"Saya ikut, ya?
"Ke mana?"
"Makan bakso."
"Terserah kamu. Tidak ada yang larang, kok. Asal tahu saja, bayar sendiri!"
"Kalau perlu saya yang bayarin kamu."
Melani terkejut. Kepalanya menggeleng cepat. Dia betul-betul tidak mengerti maksud cowok jangkung di hadapannya. Baru saja dia mendengar cowok itu mengomel. Marah-marah karena ditertawai, sekarang malah mau mentraktirnya. Baik hati sekali.
"Kenapa?"
Kembali Melani menggelengkan kepala. Cowok ini sangat menarik, pikirnya. Matanya bagus dan alisnya membentuk bayangan camar. Kata-katanya lucu meskipun kadang sulit dimengerti.

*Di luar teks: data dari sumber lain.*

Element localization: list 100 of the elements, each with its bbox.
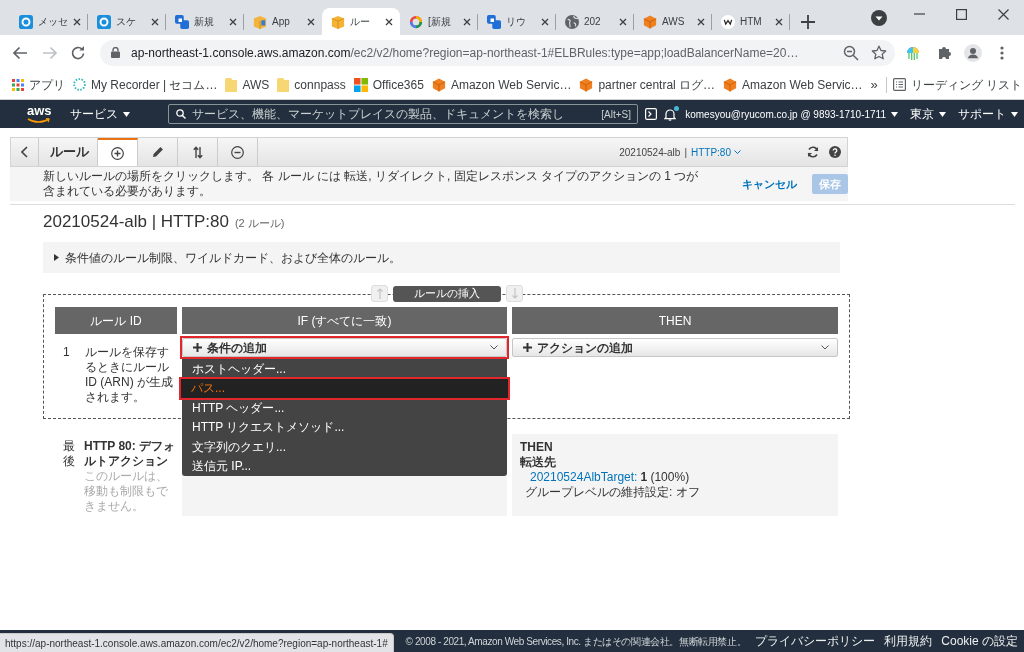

"Hanya sekadar pernyataan rasa syukur, saya dapat bersua dengan kamu dalam keadaan begini, Melani."
"Hm... saya tidak nolak tapi untuk sementara saya tidak ingin ditraktir."
Inal melangkahkan kakinya mengikuti Melani menyeberang jalan menuju cafe Daeng Amir di seberang jalan itu. Tetapi ketika Melani melihat cowok itu telah duduk di depannya, dia jadi mengeluh. Tiba-tiba dia ingat apa yang dikatakan Inal barusan.